Warning: marshaling is currently not type-safe. The type of marshaled data is not transmitted along the value of the data, making it impossible to check that the data read back possesses the type expected by the context. In particular, the result type of the Marshal.from_* functions is given as 'a, but this is misleading: the returned Caml value does not possess type 'a for all 'a; it has one, unique type which cannot be determined at compile-type. The programmer should explicitly give the expected type of the returned value, using the following syntax: (Marshal.from_channel chan : type). Anything can happen at run-time if the object in the file does not belong to the given type.
The representation of marshaled values is not human-readable, and uses bytes that are not printable characters.
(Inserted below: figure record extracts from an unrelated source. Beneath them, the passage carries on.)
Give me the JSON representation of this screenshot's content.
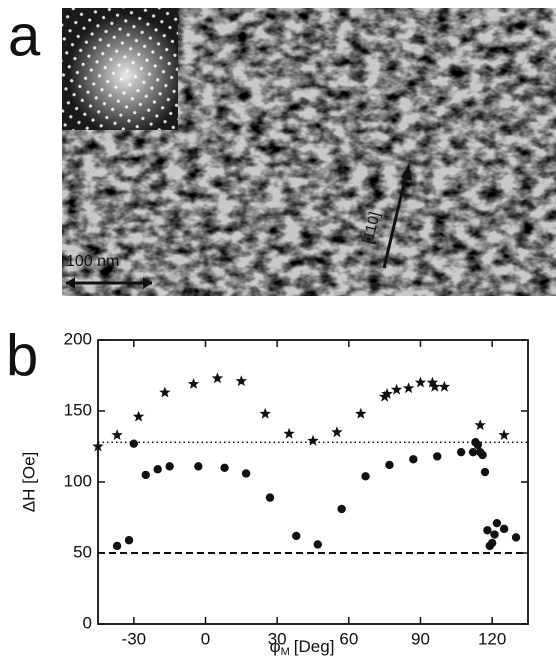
{
  "panel_a": {
    "label": "a",
    "scale_bar": "100 nm",
    "direction": "[110]"
  },
  "chart_data": {
    "type": "scatter",
    "panel_label": "b",
    "ylabel": "ΔH [Oe]",
    "xlabel": "φ",
    "xlabel_sub": "M",
    "xlabel_unit": "[Deg]",
    "xlim": [
      -45,
      135
    ],
    "xticks": [
      -30,
      0,
      30,
      60,
      90,
      120
    ],
    "ylim": [
      0,
      200
    ],
    "yticks": [
      0,
      50,
      100,
      150,
      200
    ],
    "hlines": [
      {
        "value": 128,
        "style": "dotted"
      },
      {
        "value": 50,
        "style": "dashed"
      }
    ],
    "series": [
      {
        "marker": "star",
        "color": "#111111",
        "x": [
          -45,
          -37,
          -28,
          -17,
          -5,
          5,
          15,
          25,
          35,
          45,
          55,
          65,
          75,
          76,
          80,
          85,
          90,
          95,
          96,
          100,
          115,
          125
        ],
        "values": [
          125,
          133,
          146,
          163,
          169,
          173,
          171,
          148,
          134,
          129,
          135,
          148,
          160,
          162,
          165,
          166,
          170,
          170,
          167,
          167,
          140,
          133
        ]
      },
      {
        "marker": "circle",
        "color": "#111111",
        "x": [
          -37,
          -32,
          -30,
          -25,
          -20,
          -15,
          -3,
          8,
          17,
          27,
          38,
          47,
          57,
          67,
          77,
          87,
          97,
          107,
          112,
          113,
          114,
          115,
          116,
          117,
          118,
          119,
          120,
          121,
          122,
          125,
          130
        ],
        "values": [
          55,
          59,
          127,
          105,
          109,
          111,
          111,
          110,
          106,
          89,
          62,
          56,
          81,
          104,
          112,
          116,
          118,
          121,
          121,
          128,
          126,
          121,
          119,
          107,
          66,
          55,
          57,
          63,
          71,
          67,
          61
        ]
      }
    ]
  }
}
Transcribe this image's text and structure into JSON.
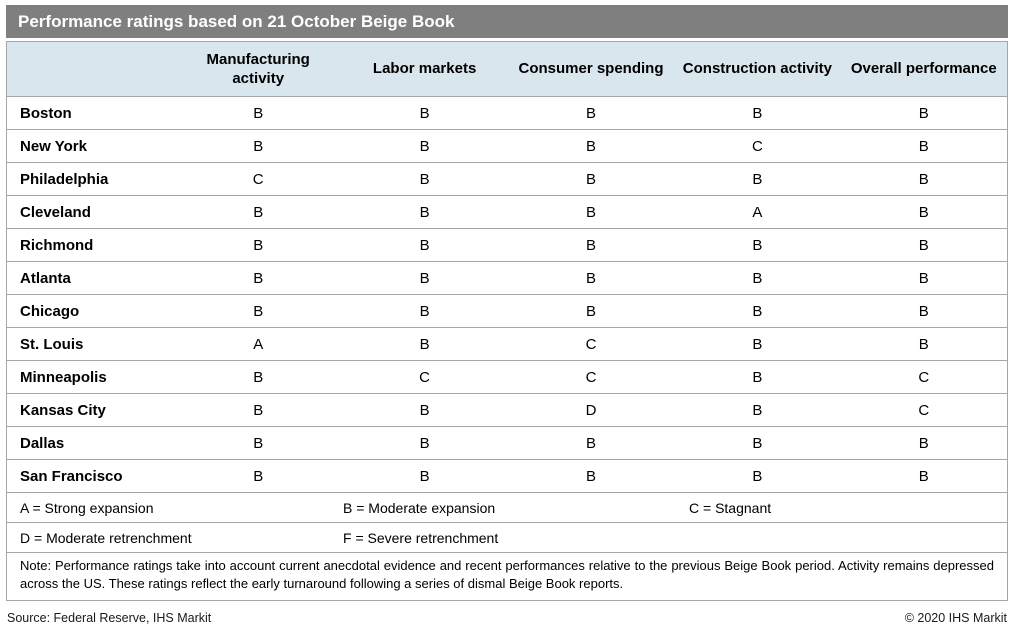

Therefore, input and output channels used in conjunction with Marshal.to_channel and Marshal.from_channel must be opened in binary mode, using e.g. open_out_bin or open_in_bin; channels opened in text mode will cause unmarshaling errors on platforms where text channels behave differently than binary channels, e.g. Windows.
type extern_flags = No_sharing (* Don't preserve sharing *) | Closures (* Send function closures *)
val to_channel: out_channel -> 'a -> extern_flags list -> unit
If flags does not contain Marshal.No_sharing, circularities and sharing inside the value v are detected and preserved in the sequence of bytes produced. In particular, this guarantees that marshaling always terminates. Sharing between values marshaled by successive calls to Marshal.to_channel is not detected, though. If flags contains Marshal.No_sharing, sharing is ignored. This results in faster marshaling if v contains no shared substructures, but may cause slower marshaling and larger byte representations if v actually contains sharing, or even non-termination if v contains cycles.
If flags does not contain Marshal.Closures, marshaling fails when it encounters a functional value inside v: only ``pure'' data structures, containing neither functions nor objects, can safely be transmitted between different programs. If flags contains Marshal.Closures, functional values will be marshaled as a position in the code of the program. In this case, the output of marshaling can only be read back in processes that run exactly the same program, with exactly the same compiled code. (This is checked at un-marshaling time, using an MD5 digest of the code transmitted along with the code position.)
val to_string: 'a -> extern_flags list -> string
val to_buffer: string -> int -> int -> 'a -> extern_flags list -> int
val from_channel: in_channel -> 'a
val from_string: string -> int -> 'a
val header_size : int val data_size : string -> int -> int val total_size : string -> int -> int
To read the byte representation of a marshaled value into a string buffer, the program needs to read first Marshal.header_size characters into the buffer, then determine the length of the remainder of the representation using Marshal.data_size, make sure the buffer is large enough to hold the variable size, then read it, and finally call Marshal.from_string to unmarshal the value.